An apt statement of the rule of law in this regard is found in Sevier v. Woodson, 205 Mo. 202, 104 S.W. 1, wherein the court said:

"If we find invalid portions to be in the instrument, do these invalid portions, when taken out of the instrument, so change the instrument as not to give effect to the general scheme and purpose of the testator in the disposition of his property? These questions we take in their order. In so doing we must and do recognize that it is the duty of courts to construe and not to make wills; that wills may be valid in part and invalid in part; that in determining what was the real scheme of disposition in the mind of the testator, the valid and invalid portions must be alike considered, and this for the reason that the presumption must *Page 216 be indulged that the testator in formulating his scheme of disposition thought all portions legal and valid; that if the elimination of the invalid portions, if any there be, so changes the general scheme and purpose of the testator as would make the remaining portions amount to a new and different will, then the whole devise must fail."
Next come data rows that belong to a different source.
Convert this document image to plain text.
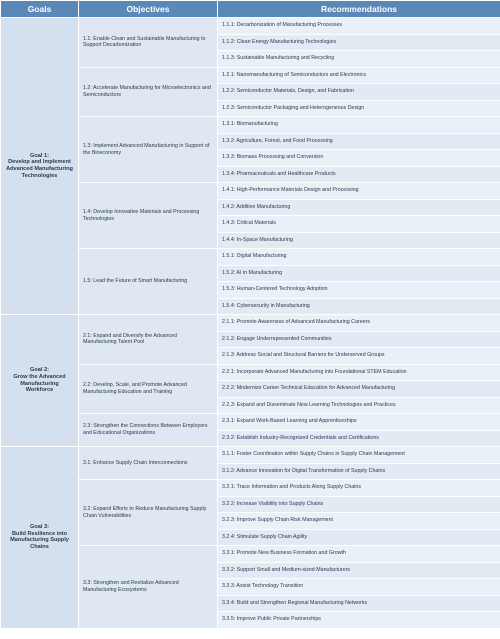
Goals	Objectives	Recommendations

Goal 1:
Develop and Implement Advanced Manufacturing Technologies	1.1: Enable Clean and Sustainable Manufacturing to Support Decarbonization	1.1.1: Decarbonization of Manufacturing Processes
		1.1.2: Clean Energy Manufacturing Technologies
		1.1.3: Sustainable Manufacturing and Recycling
	1.2: Accelerate Manufacturing for Microelectronics and Semiconductors	1.2.1: Nanomanufacturing of Semiconductors and Electronics
		1.2.2: Semiconductor Materials, Design, and Fabrication
		1.2.3: Semiconductor Packaging and Heterogeneous Design
	1.3: Implement Advanced Manufacturing in Support of the Bioeconomy	1.3.1: Biomanufacturing
		1.3.2: Agriculture, Forest, and Food Processing
		1.3.3: Biomass Processing and Conversion
		1.3.4: Pharmaceuticals and Healthcare Products
	1.4: Develop Innovative Materials and Processing Technologies	1.4.1: High-Performance Materials Design and Processing
		1.4.2: Additive Manufacturing
		1.4.3: Critical Materials
		1.4.4: In-Space Manufacturing
	1.5: Lead the Future of Smart Manufacturing	1.5.1: Digital Manufacturing
		1.5.2: AI in Manufacturing
		1.5.3: Human-Centered Technology Adoption
		1.5.4: Cybersecurity in Manufacturing

Goal 2:
Grow the Advanced Manufacturing Workforce	2.1: Expand and Diversify the Advanced Manufacturing Talent Pool	2.1.1: Promote Awareness of Advanced Manufacturing Careers
		2.1.2: Engage Underrepresented Communities
		2.1.3: Address Social and Structural Barriers for Underserved Groups
	2.2: Develop, Scale, and Promote Advanced Manufacturing Education and Training	2.2.1: Incorporate Advanced Manufacturing into Foundational STEM Education
		2.2.2: Modernize Career Technical Education for Advanced Manufacturing
		2.2.3: Expand and Disseminate New Learning Technologies and Practices
	2.3: Strengthen the Connections Between Employers and Educational Organizations	2.3.1: Expand Work-Based Learning and Apprenticeships
		2.3.2: Establish Industry-Recognized Credentials and Certifications

Goal 3:
Build Resilience into Manufacturing Supply Chains	3.1: Enhance Supply Chain Interconnections	3.1.1: Foster Coordination within Supply Chains in Supply Chain Management
		3.1.2: Advance Innovation for Digital Transformation of Supply Chains
	3.2: Expand Efforts to Reduce Manufacturing Supply Chain Vulnerabilities	3.2.1: Trace Information and Products Along Supply Chains
		3.2.2: Increase Visibility into Supply Chains
		3.2.3: Improve Supply Chain Risk Management
		3.2.4: Stimulate Supply Chain Agility
	3.3: Strengthen and Revitalize Advanced Manufacturing Ecosystems	3.3.1: Promote New Business Formation and Growth
		3.3.2: Support Small and Medium-sized Manufacturers
		3.3.3: Assist Technology Transition
		3.3.4: Build and Strengthen Regional Manufacturing Networks
		3.3.5: Improve Public Private Partnerships
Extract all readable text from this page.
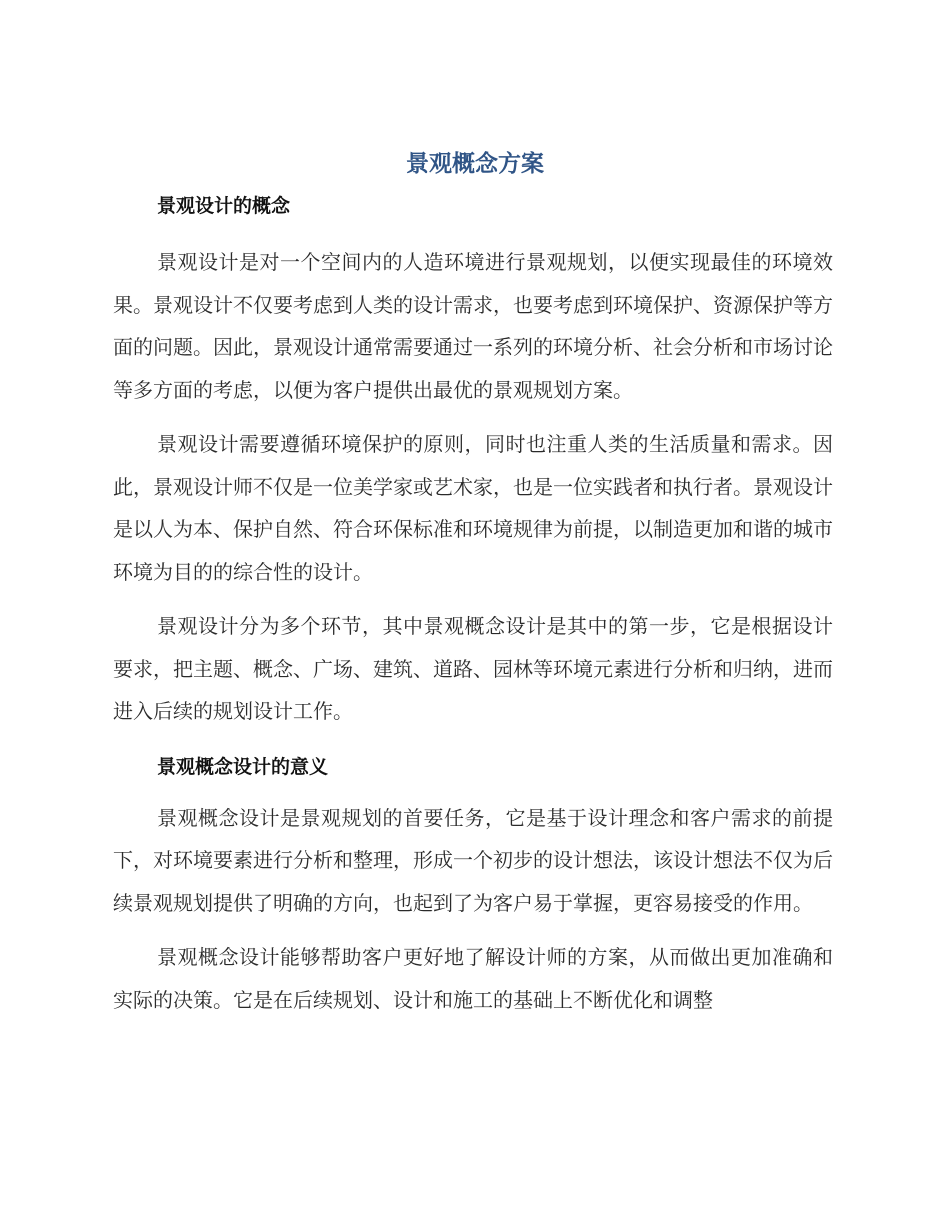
景观概念方案
景观设计的概念

景观设计是对一个空间内的人造环境进行景观规划，以便实现最佳的环境效果。景观设计不仅要考虑到人类的设计需求，也要考虑到环境保护、资源保护等方面的问题。因此，景观设计通常需要通过一系列的环境分析、社会分析和市场讨论等多方面的考虑，以便为客户提供出最优的景观规划方案。

景观设计需要遵循环境保护的原则，同时也注重人类的生活质量和需求。因此，景观设计师不仅是一位美学家或艺术家，也是一位实践者和执行者。景观设计是以人为本、保护自然、符合环保标准和环境规律为前提，以制造更加和谐的城市环境为目的的综合性的设计。

景观设计分为多个环节，其中景观概念设计是其中的第一步，它是根据设计要求，把主题、概念、广场、建筑、道路、园林等环境元素进行分析和归纳，进而进入后续的规划设计工作。

景观概念设计的意义

景观概念设计是景观规划的首要任务，它是基于设计理念和客户需求的前提下，对环境要素进行分析和整理，形成一个初步的设计想法，该设计想法不仅为后续景观规划提供了明确的方向，也起到了为客户易于掌握，更容易接受的作用。

景观概念设计能够帮助客户更好地了解设计师的方案，从而做出更加准确和实际的决策。它是在后续规划、设计和施工的基础上不断优化和调整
Applying the above rules of law to the facts stated here, it is our conclusion that the will here under consideration, which consisted only of two specific devises of land in approximately equal amounts, must fall in toto, for it is readily apparent that the will of the testatrix is defeated by the invalid devise, to the point that the entire testamentary scheme and intention is disarranged.

The defendants cite Logan et al. v. School-field,55 Okla. 582, 155 P. 592, to the effect that when a will contains several distinct provisions, one or more of which is lawful, and one at least is unlawful in whole or in part, the devise should be declared void as to the latter and valid as to the rest. We have no fault to find with the rule there announced, and the same is in no wise in conflict with our decision here. In the Schoolfield Case, supra, the will was held valid for the purpose of passing the title to the personal property, and was held invalid for the purpose of passing title to the real estate. There were no facts there to indicate in the slightest degree that the testatrix did not desire her personal property to go to the same persons to whom it did go and in the same proportionate amounts, even though the title to the real estate was not passed thereby. The testamentary plan and purpose as to the passing of title to the personal property was not disturbed in the Schoolfield Case, and therein lies the principal distinction.

It is further contended by the defendants that plaintiff, having presented the will for probate and having sold certain portions of the land to the defendants here, cannot upon hearing of final report and distribution of the estate dispute the validity of the will; that such presentation of the will for probate and the sale of certain portions of the surplus allotment operates to estop him from the attack made.

The case of Letts v. Letts, supra, is authority for our conclusion that the presentation of the will for probate can have no such effect as is contended by the defendants. To accept the contention that the sale or attempted sale of the surplus to the defendants herein by A.M. Scott operates to estop an executor from the performance of his duty to espouse the distribution of an estate in accordance with law, would be in a case such as this equvalent to a nullification of the applicable congressional acts imposing restrictions upon Indian lands. Such acts on his part could in no way be construed as estopping the children of Ella Scott, because they did not participate therein, nor could his acts operate to make valid a conveyance of land which is void by reason of a violation of restrictions against alienation imposed by Congress. Smith v. Williams et al., 78 Okla. 297, 190 P. 555.

The judgment is reversed and the cause remanded to the district court with directions to remand to the county court for distribution of the estate according to the laws of descent and distribution of the state as upon intestacy.

OSBORN, V. C. J., and RILEY, CORN, and GIBSON, JJ., concur. McNEILL, C. J., and BAYLESS, BUSBY, and PHELPS, JJ., absent.